As alterações ao arrendamento urbano e as medidas redistributivas de desequilíbrios | Boletim da Ordem dos Advogados, Março 2019


Link original do artigo – Boletim da OA

Análise e comentário as mais recentes alterações ao arrendamento urbano

A Lei 13/2019, de 12 de Fevereiro, assume-se como um conjunto de medidas destinadas a corrigir situações de desequilíbrio entre arrendatários e senhorios, a reforçar a segurança e a estabilidade do arrendamento urbano e a proteger arrendatários em situação de especial fragilidade, concretizadas através de um conjunto de alterações e aditamentos ao Código Civil; ao NRAU, aprovado pela Lei 6/2006, de 27de Fevereiro;  ao Decreto-Lei 157/2006, de 8 de Agosto; ao Decreto-Lei 156/2015, de 10 de Agosto e ao Decreto-Lei 74-A/2017, de 23 de Junho.

Uma primeira análise global do diploma legal permite extrair a conclusão de que, sob a égide de uma alegada correcção de desequilíbrios entre as posições de arrendatários e senhorios, o que verdadeiramente se opera é uma agravada redistribuição daqueles, desta feita, com extraordinário privilegiamento dos arrendatários em detrimento dos senhorios.

Dada a matricialidade das alterações e aditamentos ao Código Civil e ao NRAU, não podem deixar de surpreender, pela especial relevância que assumem quanto à concreta vontade de contratar, as alterações relativas à duração contratual e aos mecanismos de extinção por iniciativa do senhorio.

Assinaláveis são, igualmente, as alterações introduzidas em matéria de forma – esta que, por via da disposição transitória contida no n º2 do artigo 14º, se aplica aos arrendamentos vigentes à data da entrada em vigor da nova lei -; quanto à sanção pela mora no pagamento da renda devida pelo locado; em sede de resolução contratual; em matéria de accionamento do fiador e as respeitantes à transição para o NRAU e actualização da renda.

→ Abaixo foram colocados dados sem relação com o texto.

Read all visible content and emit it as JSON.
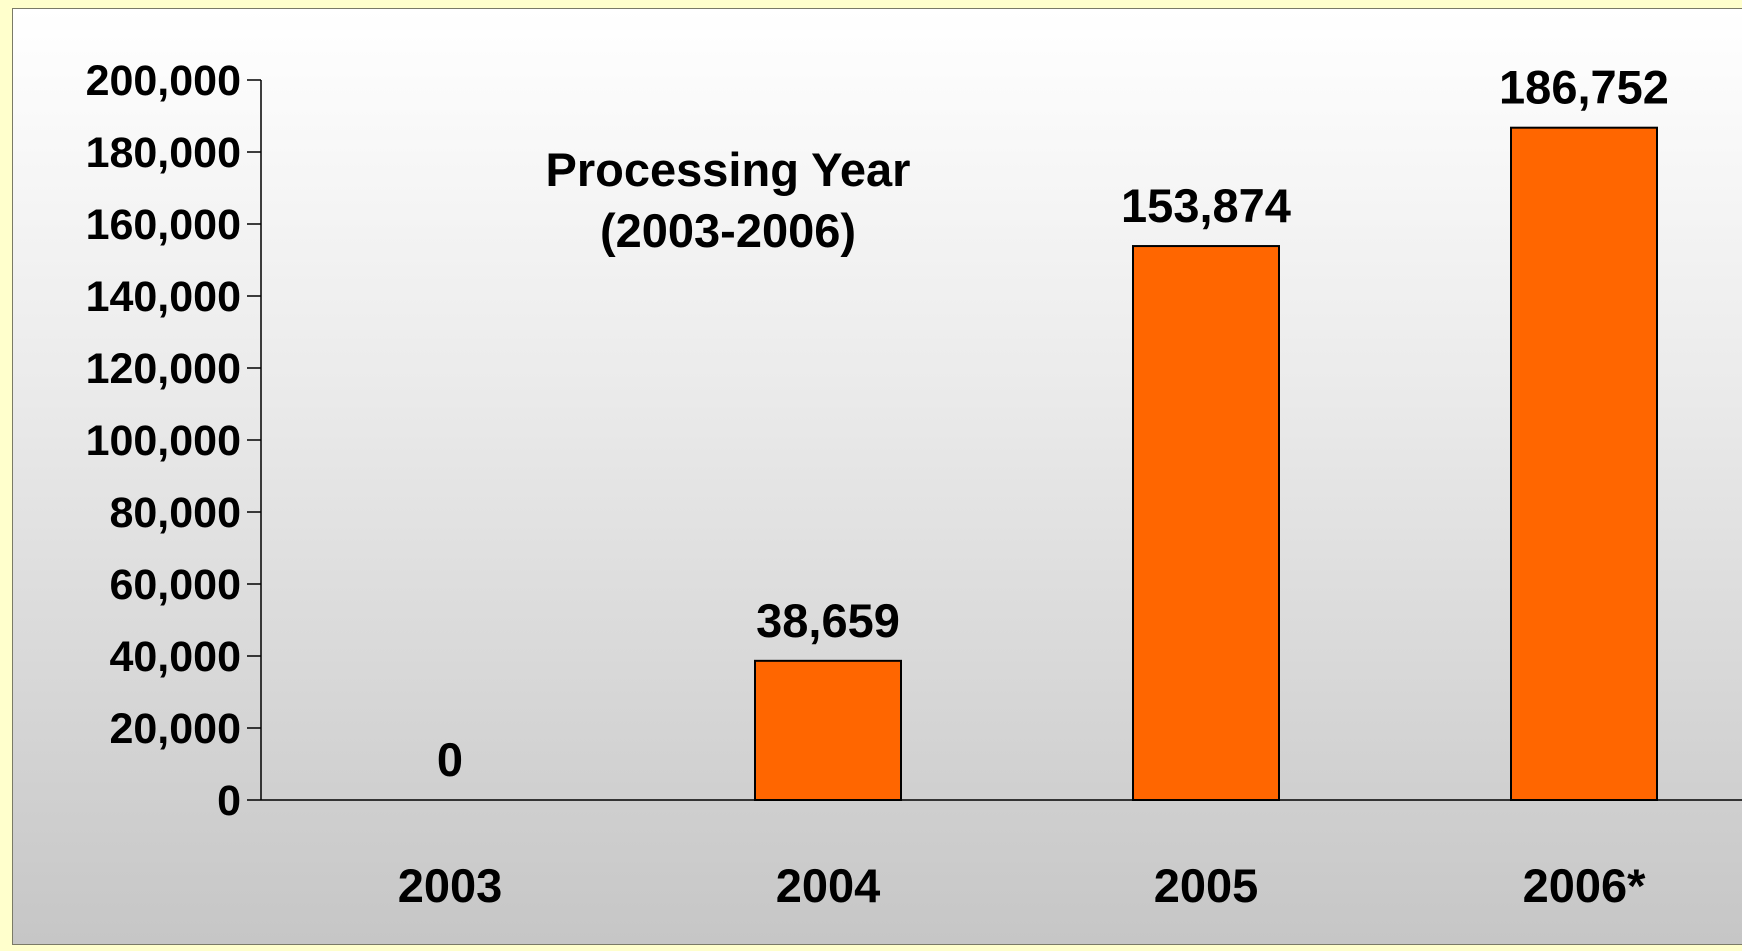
{
  "chart_data": {
    "type": "bar",
    "title_lines": [
      "Processing Year",
      "(2003-2006)"
    ],
    "categories": [
      "2003",
      "2004",
      "2005",
      "2006*"
    ],
    "values": [
      0,
      38659,
      153874,
      186752
    ],
    "data_labels": [
      "0",
      "38,659",
      "153,874",
      "186,752"
    ],
    "ylim": [
      0,
      200000
    ],
    "yticks": [
      0,
      20000,
      40000,
      60000,
      80000,
      100000,
      120000,
      140000,
      160000,
      180000,
      200000
    ],
    "ytick_labels": [
      "0",
      "20,000",
      "40,000",
      "60,000",
      "80,000",
      "100,000",
      "120,000",
      "140,000",
      "160,000",
      "180,000",
      "200,000"
    ],
    "grid": false,
    "legend": "none",
    "bar_color": "#ff6600",
    "bar_edge_color": "#000000",
    "page_background": "#ffffcc"
  }
}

Veja-se, a propósito da forma, o nº 2 do artigo 1.069º do Código Civil na redacção dada pela Lei 13/2019, de 12 de Fevereiro, segundo o qual é licito ao arrendatário provar a existência de título que legitime o gozo do locado – por demonstração da respectiva utilização sem oposição do senhorio e do pagamento mensal da respectiva renda por um período de seis meses -, por qualquer forma admitida em direito, salvo nos casos em que a falta de redução a escrito do contrato de arrendamento lhe seja imputável.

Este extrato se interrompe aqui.